Semua ini terjadi, secepat angin.
Tiba-tiba, ingatannya melayang pada sang kakak. Muzaffar.
Ia tahu, Muzaffar pasti sedang tersenyum.
“Abang…”
Suara itu hanya di dalam hatinya.
“Nara akan menikah, Bang. Maafkan karena aku menikah dengan seorang tentara, dengan orang yang dulu mungkin ingin Abang bunuh. Tapi dia baik, Bang. Aku bahagia bersamanya. Maaf, aku tak sempat bilang minta maaf waktu itu.”
Air mata Senara menetes. Dan ia mengusapnya cepat-cepat sebelum orang lain sempat melihat.
“Tapi Abang juga yang bilang, aku harus hidup dengan baik. Renji... dia adalah hidupku yang baru. Jadi aku janji… aku akan hidup dengan baik. Seperti pesanmu dulu.”
Ia juga ingat kedua orang tuanya. Ibunya, wanita Dayak yang kuat. Ayahnya, pedagang Melayu yang lembut. Mereka pasti bangga melihat desa ini, menerima Renji dengan hati terbuka.
Renji yang baru datang bersama para pemuda, duduk di sampingnya. Ia menggenggam tangan Senara. Gadis itu sempat terkejut.
“Kenapa Nara-chan?” tanya Renji lembut.
Senara menunduk sebentar, lalu menatap wajah Renji. “Aku… aku hanya memikirkan Bang Zaffar. Dan Emak Abah,” bisiknya dengan mata basah. “Aku berharap mereka bisa melihat ini.”
Renji mengeratkan genggaman. “Mereka melihatnya, Nara-chan. Mereka melihatnya dari bintang-bintang.
***
Pagi hari keempat.
Upacara pernikahan diadakan sederhana di halaman Radakng. Tidak ada panggung mewah, hanya tenda dari daun nipah. Renji mengenakan kemeja Melayu putih yang dijahit oleh ibu-ibu desa, tampak gagah namun lembut. Senara mengenakan Baju Kurung Melayu berwarna senada dengan manik-manik sederhana.
Penghulu duduk di depan, didampingi oleh Apa’ Bide dan Ustadz Rahman.
Renji menggenggam tangan Penghulu. Matanya mencari Senara. Ia mengulang kalimat akad dalam bahasa Melayu, suaranya mantap dan penuh janji.

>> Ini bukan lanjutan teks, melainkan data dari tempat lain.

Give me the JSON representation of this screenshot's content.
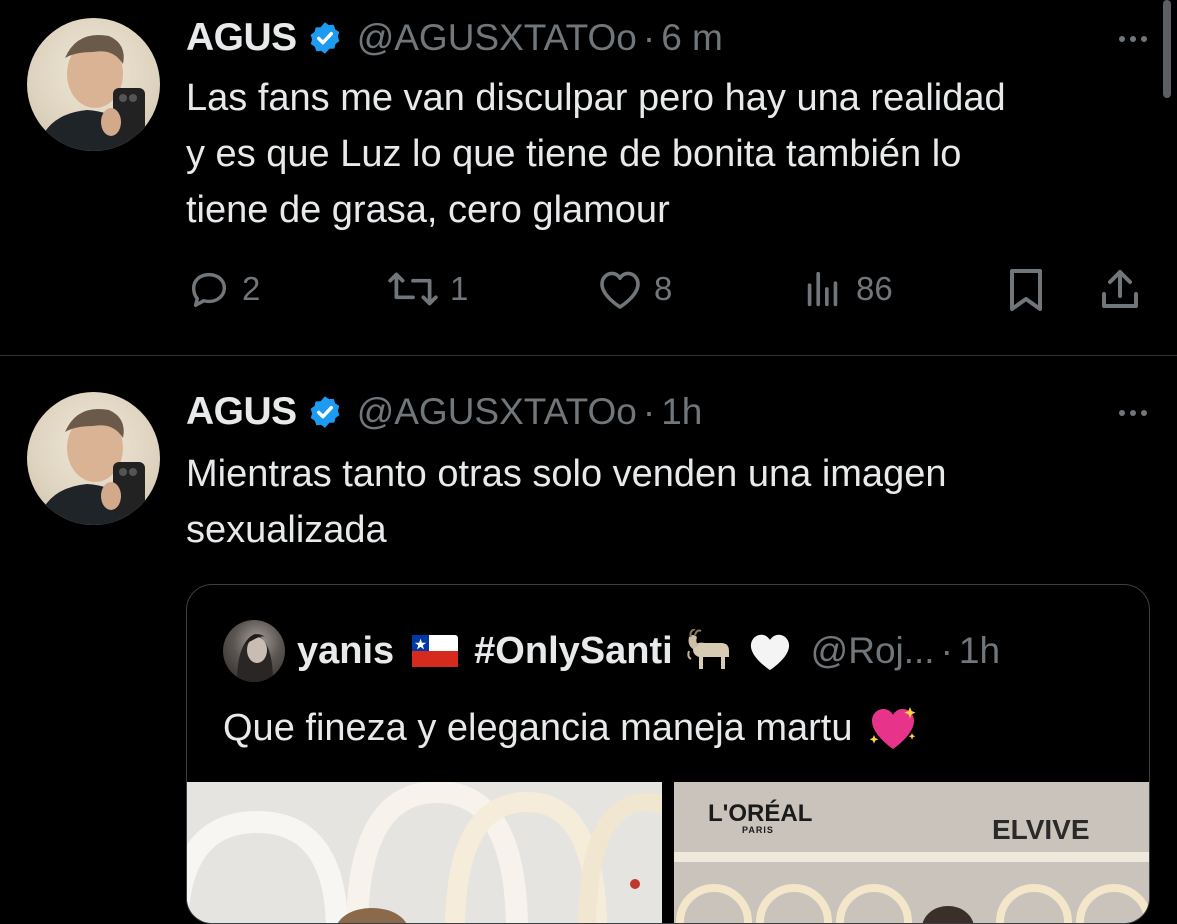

“Saya terima nikahnya Senara binti Mahzan dengan mas kawin berupa sehelai kain tenun dan peralatan dapur sederhana... dibayar tunai.”
Seketika, suasana hening.
Lalu, tepuk tangan pecah, dipimpin oleh Ero yang berteriak paling keras.
“SAH!”
Suara itu disambut gemuruh doa. Senara dan Renji saling pandang. Di hadapan Tuhan dan semua saksi—Dayak dan Melayu—mereka resmi menjadi suami istri.
“Wah! Akhirnya Sensei tamat masa bujang!”
Lukas tersenyum lebar. “Kau resmi kehilangan kebebasan, Sensei.”
Jau menulis cepat di papan kayu kecil. ‘Hari ini, sejarah baru tercipta.’
Senara menunduk, pipinya memanas. Renji menatapnya sebentar, cukup untuk membuat jantungnya berpacu tak beraturan.